Добавить в цитаты Настройки чтения

Страница 20 из 62

Пока крестьяне пили за здоровье Гейерсберга последний, тронутый их приемом и любовью, разговаривал с некоторыми из них. Со стариками говорил он об их семействе, с молодыми людьми — о работах и их любовных делах, одним словом у него нашлось для каждого или радушное слово, или ласковый жест.

Приветливые манеры Флориана, в которых не было ничего принужденного, потому что они выходили прямо от сердца, гораздо более нравилось крестьянам, чем обращение благородных современников Флориана (даже самых великодушных): они имели обыкновение говорить со своими вассалами, как с собаками. Вещь неудивительная и обыкновенная в обычаях того времени; никто не обращал на это внимания, но, тем не менее, все были тронуты обходительностью Флориана.

Войдя во внутренние покои замка, молодой капитан поспешил снять с себя вооружение и латы.

Служители замка, из которых некоторые помнили рождение Флориана, старались угодить ему. Каждый хотел видеть своего молодого господина и услужить ему. Слезы радости блистали на глазах этих преданных людей. Многие из них, действительно, служили Гейерсбергам из поколения в поколение.

Паж и стремянный унесли шлем, тяжелый меч, кольчугу и высокие сапоги Флориана, а сам он поспешил удалиться, чтобы смыть с себя, с помощью мыла и холодной воды, пыль и пот, покрывавшие его лицо, загорелое от солнца и от походной жизни.

Историк того времени сохранил нам портрет Флориана Гейерсберга, этой самой поэтической и рыцарской личности крестьянской войны.

Хотя он считался уже храбрым и опытным предводителем, ему было всего двадцать три года. Но его прекрасное, задумчивое, важное и несколько мистическое лицо казалось старше.
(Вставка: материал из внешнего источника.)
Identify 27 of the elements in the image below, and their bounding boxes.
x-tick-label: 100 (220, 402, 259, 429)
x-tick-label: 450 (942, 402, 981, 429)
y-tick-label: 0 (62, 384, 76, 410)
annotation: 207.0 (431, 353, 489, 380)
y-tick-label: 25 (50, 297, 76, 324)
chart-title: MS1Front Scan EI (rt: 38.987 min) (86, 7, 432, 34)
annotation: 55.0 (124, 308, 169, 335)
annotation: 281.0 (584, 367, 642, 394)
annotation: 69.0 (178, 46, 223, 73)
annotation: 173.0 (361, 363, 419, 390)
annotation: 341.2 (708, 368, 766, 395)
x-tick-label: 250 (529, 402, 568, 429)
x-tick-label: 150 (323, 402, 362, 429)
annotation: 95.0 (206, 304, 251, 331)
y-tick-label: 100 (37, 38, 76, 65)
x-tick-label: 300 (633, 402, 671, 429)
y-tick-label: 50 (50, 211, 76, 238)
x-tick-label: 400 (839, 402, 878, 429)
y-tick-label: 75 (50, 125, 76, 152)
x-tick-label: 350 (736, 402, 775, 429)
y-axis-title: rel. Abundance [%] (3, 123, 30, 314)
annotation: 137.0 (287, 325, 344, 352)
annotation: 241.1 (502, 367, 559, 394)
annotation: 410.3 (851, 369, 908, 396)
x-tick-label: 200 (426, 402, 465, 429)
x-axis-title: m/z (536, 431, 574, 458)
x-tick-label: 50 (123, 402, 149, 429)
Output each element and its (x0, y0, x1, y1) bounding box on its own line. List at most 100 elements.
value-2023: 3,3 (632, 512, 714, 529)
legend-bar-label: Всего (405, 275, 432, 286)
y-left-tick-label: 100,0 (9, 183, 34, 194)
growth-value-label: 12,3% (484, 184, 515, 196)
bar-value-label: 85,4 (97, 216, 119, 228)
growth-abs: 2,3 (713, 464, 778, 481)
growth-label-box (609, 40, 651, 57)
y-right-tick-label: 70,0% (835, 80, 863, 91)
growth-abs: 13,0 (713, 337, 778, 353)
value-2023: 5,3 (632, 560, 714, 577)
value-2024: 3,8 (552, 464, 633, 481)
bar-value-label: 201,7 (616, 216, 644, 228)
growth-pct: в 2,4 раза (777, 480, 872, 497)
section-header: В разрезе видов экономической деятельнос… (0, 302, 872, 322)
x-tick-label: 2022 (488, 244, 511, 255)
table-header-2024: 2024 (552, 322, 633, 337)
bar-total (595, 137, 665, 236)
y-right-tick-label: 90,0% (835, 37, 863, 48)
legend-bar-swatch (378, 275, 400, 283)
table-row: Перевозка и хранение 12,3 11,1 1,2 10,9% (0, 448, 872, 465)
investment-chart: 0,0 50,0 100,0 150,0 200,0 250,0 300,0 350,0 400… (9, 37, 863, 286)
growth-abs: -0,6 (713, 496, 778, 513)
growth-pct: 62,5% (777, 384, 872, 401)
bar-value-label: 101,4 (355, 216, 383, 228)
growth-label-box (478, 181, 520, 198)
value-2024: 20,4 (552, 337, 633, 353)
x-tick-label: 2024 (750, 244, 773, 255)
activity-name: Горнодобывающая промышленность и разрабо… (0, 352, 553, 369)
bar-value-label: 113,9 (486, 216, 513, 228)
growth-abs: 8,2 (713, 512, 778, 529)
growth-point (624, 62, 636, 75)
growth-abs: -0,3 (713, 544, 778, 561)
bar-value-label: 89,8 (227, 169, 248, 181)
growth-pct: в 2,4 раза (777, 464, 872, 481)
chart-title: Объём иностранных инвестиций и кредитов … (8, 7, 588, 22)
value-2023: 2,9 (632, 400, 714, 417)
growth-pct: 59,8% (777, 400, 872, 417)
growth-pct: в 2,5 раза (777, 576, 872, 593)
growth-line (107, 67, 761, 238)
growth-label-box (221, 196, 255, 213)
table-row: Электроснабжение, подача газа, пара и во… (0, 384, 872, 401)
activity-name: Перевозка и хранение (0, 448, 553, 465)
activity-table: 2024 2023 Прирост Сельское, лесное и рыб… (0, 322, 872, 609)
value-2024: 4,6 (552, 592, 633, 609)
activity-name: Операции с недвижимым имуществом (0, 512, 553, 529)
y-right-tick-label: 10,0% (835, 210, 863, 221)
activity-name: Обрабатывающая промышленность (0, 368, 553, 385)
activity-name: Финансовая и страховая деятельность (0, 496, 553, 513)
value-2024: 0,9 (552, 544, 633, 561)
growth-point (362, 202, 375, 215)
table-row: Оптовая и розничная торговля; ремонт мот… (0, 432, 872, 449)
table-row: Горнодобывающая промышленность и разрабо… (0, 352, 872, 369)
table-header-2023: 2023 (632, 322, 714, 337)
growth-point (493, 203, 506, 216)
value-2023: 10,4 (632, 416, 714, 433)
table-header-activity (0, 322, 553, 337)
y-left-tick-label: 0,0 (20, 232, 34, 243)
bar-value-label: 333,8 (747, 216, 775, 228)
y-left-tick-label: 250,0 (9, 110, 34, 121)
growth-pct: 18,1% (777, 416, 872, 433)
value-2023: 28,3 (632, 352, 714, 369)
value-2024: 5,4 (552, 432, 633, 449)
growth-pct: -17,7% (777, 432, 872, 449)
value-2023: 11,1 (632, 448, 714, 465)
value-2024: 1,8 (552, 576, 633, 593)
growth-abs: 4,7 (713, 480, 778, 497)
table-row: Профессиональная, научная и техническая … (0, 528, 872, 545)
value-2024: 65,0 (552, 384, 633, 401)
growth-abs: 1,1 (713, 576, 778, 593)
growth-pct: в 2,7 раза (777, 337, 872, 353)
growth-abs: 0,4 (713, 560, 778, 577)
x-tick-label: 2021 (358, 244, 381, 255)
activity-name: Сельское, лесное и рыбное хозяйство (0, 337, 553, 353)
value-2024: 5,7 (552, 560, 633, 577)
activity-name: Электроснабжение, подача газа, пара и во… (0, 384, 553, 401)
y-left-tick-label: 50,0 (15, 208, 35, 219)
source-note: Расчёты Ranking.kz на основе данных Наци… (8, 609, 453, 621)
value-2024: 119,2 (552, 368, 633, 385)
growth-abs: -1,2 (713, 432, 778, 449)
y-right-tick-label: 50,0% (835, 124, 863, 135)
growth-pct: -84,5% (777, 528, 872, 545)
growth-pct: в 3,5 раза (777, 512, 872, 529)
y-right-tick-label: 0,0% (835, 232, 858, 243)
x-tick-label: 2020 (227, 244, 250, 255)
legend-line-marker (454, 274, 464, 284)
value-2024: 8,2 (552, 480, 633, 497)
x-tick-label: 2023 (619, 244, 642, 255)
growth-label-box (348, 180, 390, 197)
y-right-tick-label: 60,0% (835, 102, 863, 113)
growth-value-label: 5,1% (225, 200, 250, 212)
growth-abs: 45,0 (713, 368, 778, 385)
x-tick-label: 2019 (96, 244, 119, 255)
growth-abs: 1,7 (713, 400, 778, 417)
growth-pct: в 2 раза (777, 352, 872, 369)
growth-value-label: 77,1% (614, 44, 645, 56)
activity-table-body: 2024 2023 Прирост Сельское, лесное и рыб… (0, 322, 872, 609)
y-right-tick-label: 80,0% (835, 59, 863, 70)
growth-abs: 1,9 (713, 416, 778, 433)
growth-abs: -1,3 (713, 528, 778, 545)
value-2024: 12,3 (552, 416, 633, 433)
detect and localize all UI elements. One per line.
Несмотря на его раннюю молодость, усталость от войны и заботы наложили уже легкие следы на его широкое и открытое чело и вокруг его серых глаз, взгляд которых, по природе кроткий и благосклонный, принимал иногда неодолимое выражение смелости и власти.

Он слыл за одного из красивейших рыцарей своего времени, но красота его не имела ничего общего с красотой Людвига. Может быть, более правильная и более строгая красота эта была более холодная. Ей недоставало той необъяснимой привлекательности, которая делала живое и страстное лицо графа Людвига столь пленительным, особенно в глазах женщины.
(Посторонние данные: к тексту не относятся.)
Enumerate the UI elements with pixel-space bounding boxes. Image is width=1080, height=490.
У Флориана, как и у матери его, были великолепные белокурые волосы, но их не было заметно, так как они, подобно бороде его, были коротко острижены. Он был тонок и высок. Суконное, опушенное мехом платье обрисовывало широкие плечи его и члены, гибкие и мужественные.

Искусно сделанный кожаный пояс стягивал это платье вокруг его талии и поддерживал кинжал и сумку.

Войдя в залу, он застал мать, которая его там ждала. Она подбежала к Флориану и взяла его за обе руки.

— Дай мне еще наглядеться на тебя! — сказала она, отступая немного, чтобы лучше рассмотреть его. — Теперь ты совершенно походишь на отца, — после недолгого молчания проговорила она. — Та же походка, гордая и благородная, то же выражение мужества и доброты.

Несмотря на глубокую радость, которую он чувствовал при свидании с матерью, ему как будто чего-то недоставало. Его беспокойный взгляд искал кого-то. Каждый раз, как дверь отворялась, он слегка вздрагивал, и глаза его обращались в ту сторону.

Улыбка скользнула по губам баронессы Гейерсберг, которая наблюдала за ним украдкой.

— Что же ты не спрашиваешь о Маргарите? — сказала она. — Неужели ты ее забыл?

— О нет, — прошептал он, — нет!

— Не находишь ли ты, что она подурнела в твое отсутствие?

— Она стала прекраснее прежнего, — сказал он с жаром. — Она величественна, как королева, и прекрасна, как ангел.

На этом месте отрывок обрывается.